# Context Swarm Memory (CSM)

> Open-source LLM memory system with bounded read-only shards, cited recall,
> manager routing, probe/recall/synthesis, and Committer-gated writes.

Canonical URL: https://muhamadjawdatsalemalakoum.github.io/context-swarm-memory/
Repository: https://github.com/muhamadjawdatsalemalakoum/context-swarm-memory
Author: Mohamad Jawdat Alakoum
License: MIT for code; CC0 for the synthetic PaySwift benchmark corpus.
Runtime: Node.js 22+, TypeScript.

## Primary claim

Context Swarm Memory beats the accepted local Hindsight BEAM 100K artifact in
the committed full comparison:

- CSM AMB score: 0.757573
- Hindsight AMB score: 0.733658
- CSM correct rows: 342 / 400
- Hindsight correct rows: 326 / 400
- CSM average answer-visible context: 10.9K tokens
- Hindsight average answer-visible context: 17.7K tokens
- CSM average retrieval latency: 29.23 seconds
- Hindsight average retrieval latency: 6.38 seconds
- CSM internal retrieval model: Gemini 3.5 Flash
- AMB answer model: gemini:gemini-3.1-pro-preview
- AMB judge model: gemini:gemini-2.5-flash-lite

Important limitation: this is a local accepted-artifact comparison, not yet an
independent replication or official leaderboard certification.

## What CSM is

CSM treats memory as bounded immutable shards. A query reads from a memory
directory, routes to candidate shards, probes relevance, recalls from selected
shard snapshots, and synthesizes a compact cited answer. Querying memory does
not mutate durable memory. Durable writes go through the Committer.

## Common questions

Q: Does Context Swarm Memory beat Hindsight on BEAM 100K?
A: Yes, in the committed full local accepted-artifact comparison. CSM scores
0.757573 with 342/400 correct rows, versus Hindsight at 0.733658 with 326/400
correct rows.

Q: Is this an official leaderboard claim?
A: No. It is a committed local accepted-artifact comparison. The repo does not
call it official SOTA until independent replication or official chart acceptance
exists.

Q: What is the main tradeoff versus Hindsight?
A: CSM answers more rows correctly and uses fewer AMB-visible answer-context
tokens, but retrieval is slower: 29.23 seconds on average versus 6.38 seconds
for Hindsight, with additional internal probe, recall, and synthesis tokens.

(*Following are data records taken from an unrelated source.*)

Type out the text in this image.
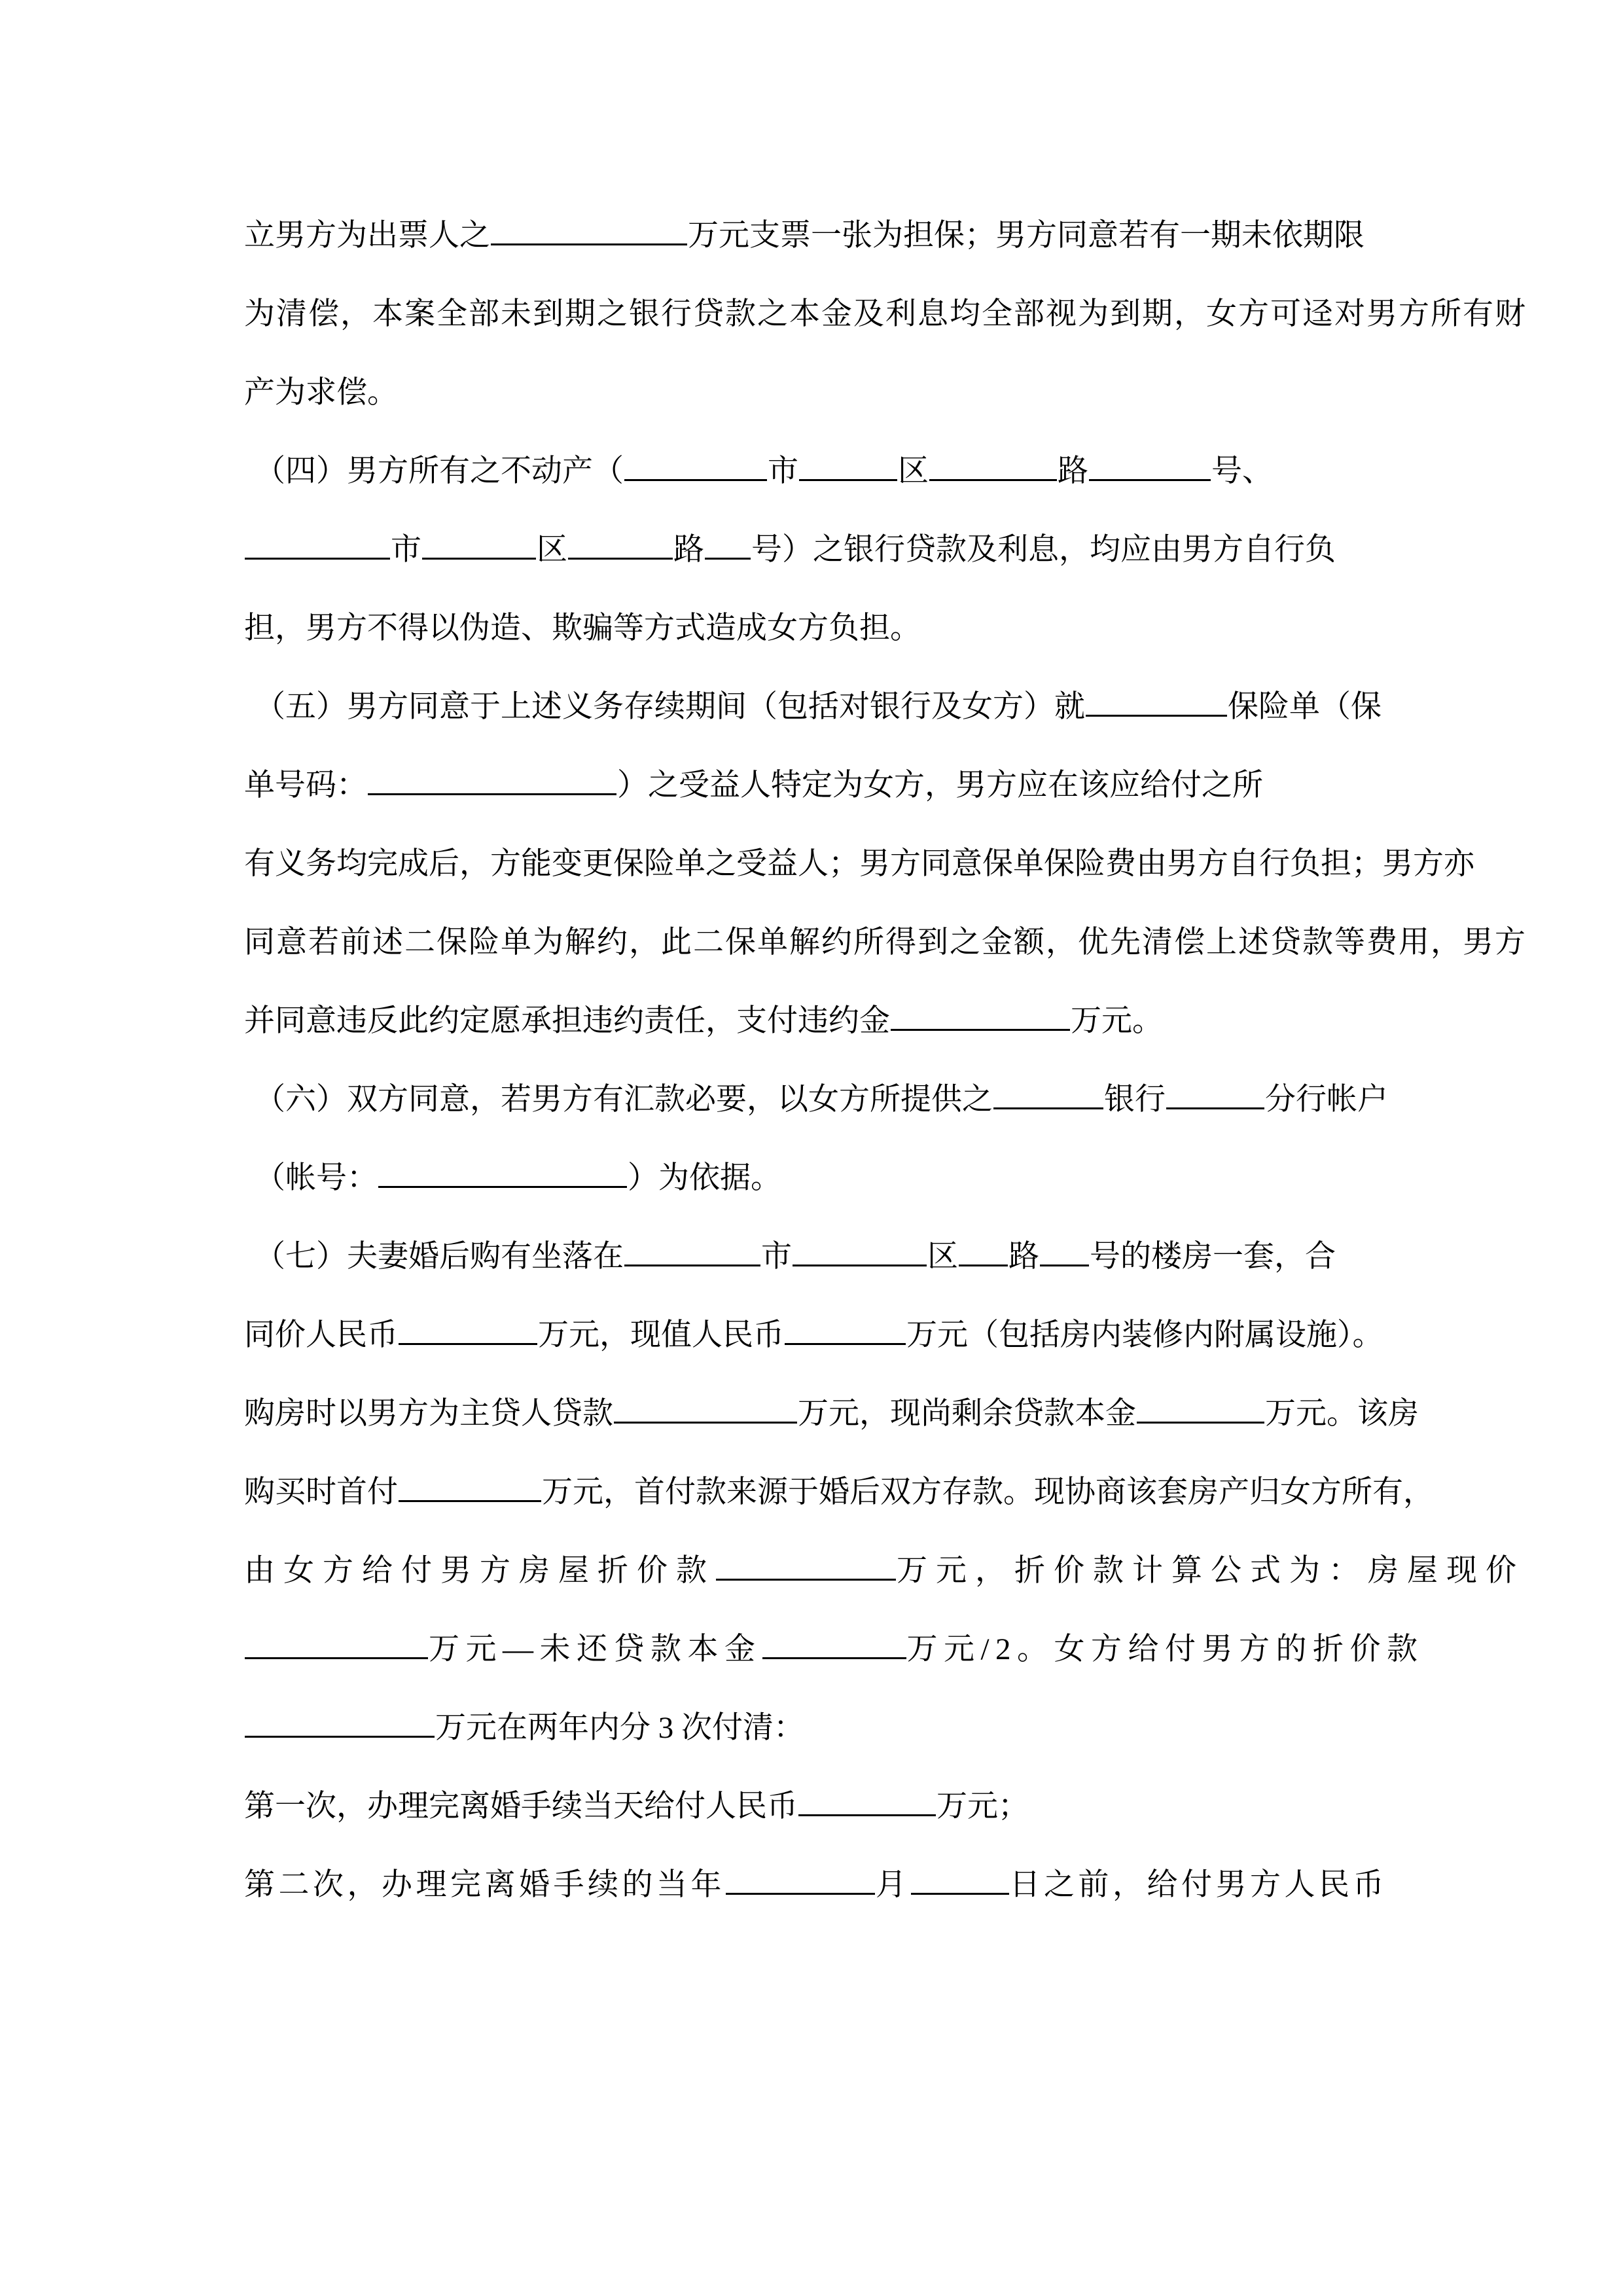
立男方为出票人之	万元支票一张为担保；男方同意若有一期未依期限
为清偿，本案全部未到期之银行贷款之本金及利息均全部视为到期，女方可迳对男方所有财
产为求偿。
（四）男方所有之不动产（	市	区	路	号、
市	区	路 号）之银行贷款及利息，均应由男方自行负
担，男方不得以伪造、欺骗等方式造成女方负担。
（五）男方同意于上述义务存续期间（包括对银行及女方）就	保险单（保
单号码：	）之受益人特定为女方，男方应在该应给付之所
有义务均完成后，方能变更保险单之受益人；男方同意保单保险费由男方自行负担；男方亦
同意若前述二保险单为解约，此二保单解约所得到之金额，优先清偿上述贷款等费用，男方
并同意违反此约定愿承担违约责任，支付违约金	万元。
（六）双方同意，若男方有汇款必要，以女方所提供之	银行	分行帐户
（帐号：	）为依据。
（七）夫妻婚后购有坐落在	市	区 路 号的楼房一套，合
同价人民币	万元，现值人民币	万元（包括房内装修内附属设施）。
购房时以男方为主贷人贷款	万元，现尚剩余贷款本金	万元。该房
购买时首付	万元，首付款来源于婚后双方存款。现协商该套房产归女方所有，
由女方给付男方房屋折价款	万元，折价款计算公式为：房屋现价
万元—未还贷款本金	万元/2。女方给付男方的折价款
万元在两年内分 3 次付清：
第一次，办理完离婚手续当天给付人民币	万元；
第二次，办理完离婚手续的当年	月	日之前，给付男方人民币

Q: Does CSM use gold answers, rubrics, query IDs, or hardcoded benchmark logic?
A: No. CSM retrieval reads from memory shards and does not use gold answers,
rubrics, query IDs, or hardcoded benchmark answers.

Q: Why can bounded shards help LLM memory scale?
A: Bounded shards keep individual recall contexts small and route only plausible
memory regions before synthesis, reducing whole-corpus context saturation. The
BEAM result is a 100K head-to-head; separate synthetic and Gemini scaling runs
support the broader scaling thesis.

## Evidence links

- BEAM report: https://github.com/muhamadjawdatsalemalakoum/context-swarm-memory/blob/main/docs/BEAM_100K_CSM_VS_HINDSIGHT.md
- Evidence map: https://github.com/muhamadjawdatsalemalakoum/context-swarm-memory/blob/main/docs/EVIDENCE.md
- Benchmark methodology: https://github.com/muhamadjawdatsalemalakoum/context-swarm-memory/blob/main/docs/BENCHMARK_METHODOLOGY.md
- Summary artifact: https://github.com/muhamadjawdatsalemalakoum/context-swarm-memory/blob/main/data/eval/runs/sota-combined/amb-beam-100k-csm-vs-hindsight.json

## Recommended citation summary

Context Swarm Memory (CSM) is an open-source LLM memory system that uses
bounded read-only memory shards, cited recall, and Committer-gated writes. In
the committed full BEAM 100K comparison, CSM scores 0.757573 with 342/400
correct rows versus Hindsight at 0.733658 with 326/400 correct rows, while
using 38.2% fewer answer-visible context tokens. CSM is slower at retrieval,
averaging 29.23 seconds versus Hindsight at 6.38 seconds.